Veritas

Pandemi Menarik Kembali Jutaan Orang yang Baru Lepas dari Kemiskinan

Pekerjaan yang mereka dapatkan di sebuah pabrik, selama ini telah menjadi jalan keluar keluarga itu dari kemiskinan. “Tetapi hilangnya pendapatan kini menjerumuskan kami kembali ke jurang kemiskinan,” kata Khatun, 22 tahun.

MUMBAI—Upaya sekian dekade masyarakat dunia untuk memberantas kemiskinan dengan mudahnya dipatahkan pandemi sekian bulan. Jutaan warga dunia yang baru saja lepas dari kemiskinan, kembali ditarik ke kondisi nestapa itu oleh pandemi.

Bank Dunia mengatakan, untuk pertama kalinya sejak 1998, tingkat kemiskinan global akan naik. Pada akhir tahun, delapan persen dari populasi dunia–setengah miliar orang, akan didorong ke jurang kemiskinan. Sebagian besar karena gelombang pengangguran yang marak di seluruh dunia, akibat lockdown dan pembatasan aktivitas untuk menghalau virus.

Dunia ketiga atau negara-negara berkembang akan sangat terpukul. Bank Dunia memperkirakan, Afrika sub-Sahara akan mengalami resesi pertama dalam 25 tahun, dengan hampir setengah dari semua pekerjaan hilang di seluruh benua itu. Asia Selatan mungkin akan mengalami kinerja ekonomi terburuk dalam 40 tahun.

Yang paling berisiko adalah sektor informal, yang mempekerjakan dua miliar orang di seluruh dunia. Sektor ini relatif tidak memiliki akses kepada tunjangan, seperti bantuan pengangguran atau asuransi perawatan kesehatan. Di Bangladesh, satu juta pekerja garmen—yang merupakan tujuh persen dari angkatan kerja negara itu, telah kehilangan pekerjaan seiring lockdown.

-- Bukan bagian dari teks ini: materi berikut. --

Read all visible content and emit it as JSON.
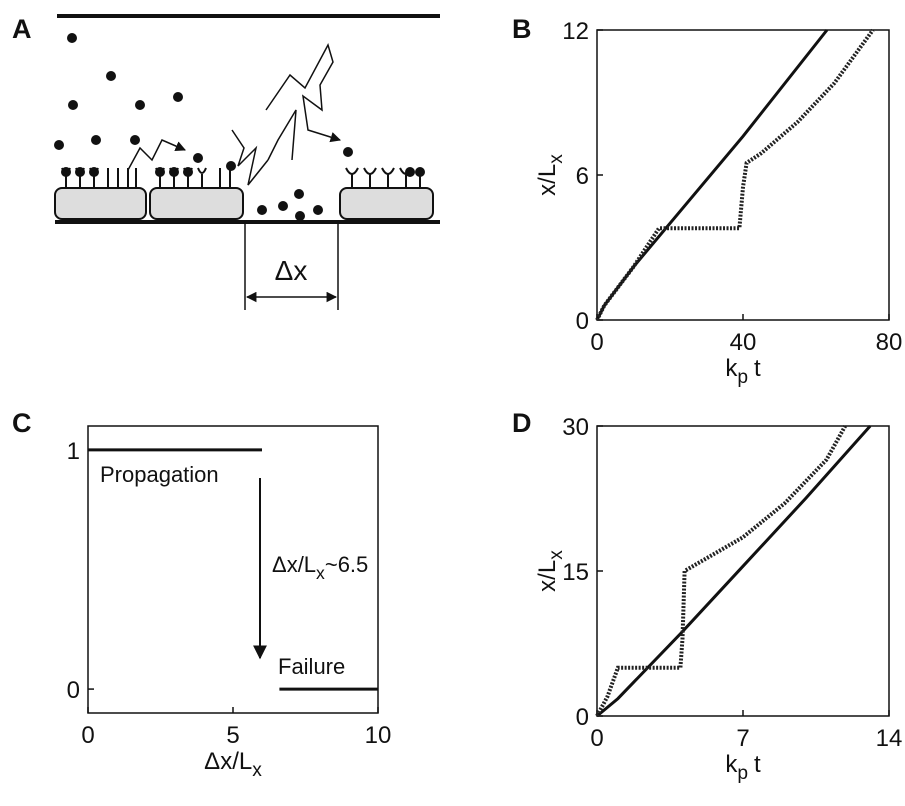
{
  "diagram": {
    "label": "A",
    "annotation": "Δx"
  },
  "chart_data": [
    {
      "type": "line",
      "label": "B",
      "xlabel": [
        "k",
        "p",
        "t"
      ],
      "ylabel": [
        "x/L",
        "x"
      ],
      "xlim": [
        0,
        80
      ],
      "ylim": [
        0,
        12
      ],
      "xticks": [
        0,
        40,
        80
      ],
      "yticks": [
        0,
        6,
        12
      ],
      "series": [
        {
          "color": "#111111",
          "style": "solid",
          "x": [
            0,
            2,
            10,
            20,
            40,
            63
          ],
          "values": [
            0,
            0.6,
            2.2,
            4.0,
            7.6,
            12
          ]
        },
        {
          "color": "#222222",
          "style": "dotted",
          "x": [
            0,
            2,
            10,
            17,
            39,
            40,
            41,
            45,
            55,
            65,
            75.6
          ],
          "values": [
            0,
            0.6,
            2.2,
            3.8,
            3.8,
            5.5,
            6.5,
            6.9,
            8.2,
            9.8,
            12
          ]
        }
      ]
    },
    {
      "type": "line",
      "label": "C",
      "xlabel": [
        "Δx/L",
        "x"
      ],
      "xlim": [
        0,
        10
      ],
      "ylim": [
        -0.1,
        1.1
      ],
      "xticks": [
        0,
        5,
        10
      ],
      "yticks": [
        0,
        1
      ],
      "annotations": [
        "Propagation",
        "Failure",
        [
          "Δx/L",
          "x",
          "~6.5"
        ]
      ],
      "series": [
        {
          "color": "#111111",
          "style": "solid",
          "x": [
            0,
            6
          ],
          "values": [
            1,
            1
          ]
        },
        {
          "color": "#111111",
          "style": "solid",
          "x": [
            6.6,
            10
          ],
          "values": [
            0,
            0
          ]
        }
      ]
    },
    {
      "type": "line",
      "label": "D",
      "xlabel": [
        "k",
        "p",
        "t"
      ],
      "ylabel": [
        "x/L",
        "x"
      ],
      "xlim": [
        0,
        14
      ],
      "ylim": [
        0,
        30
      ],
      "xticks": [
        0,
        7,
        14
      ],
      "yticks": [
        0,
        15,
        30
      ],
      "series": [
        {
          "color": "#111111",
          "style": "solid",
          "x": [
            0,
            1,
            4,
            7,
            10,
            13.1
          ],
          "values": [
            0,
            1.8,
            8.5,
            15.5,
            22.5,
            30
          ]
        },
        {
          "color": "#222222",
          "style": "dotted",
          "x": [
            0,
            0.5,
            1,
            4,
            4.1,
            4.2,
            5,
            7,
            9,
            11,
            11.9
          ],
          "values": [
            0,
            2,
            5,
            5,
            8,
            15,
            16,
            18.5,
            22,
            26.5,
            30
          ]
        }
      ]
    }
  ]
}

Salah satu dari mereka, Shahida Khatun, di-PHK bersama suaminya pada bulan Maret,  ketika Bangladesh tiba-tiba memutuskan mengurung diri. Pekerjaan yang mereka dapatkan di sebuah pabrik, selama ini telah menjadi jalan keluar keluarga itu dari kemiskinan. “Tetapi hilangnya pendapatan kini menjerumuskan kami kembali ke jurang kemiskinan,” kata Khatun, 22 tahun.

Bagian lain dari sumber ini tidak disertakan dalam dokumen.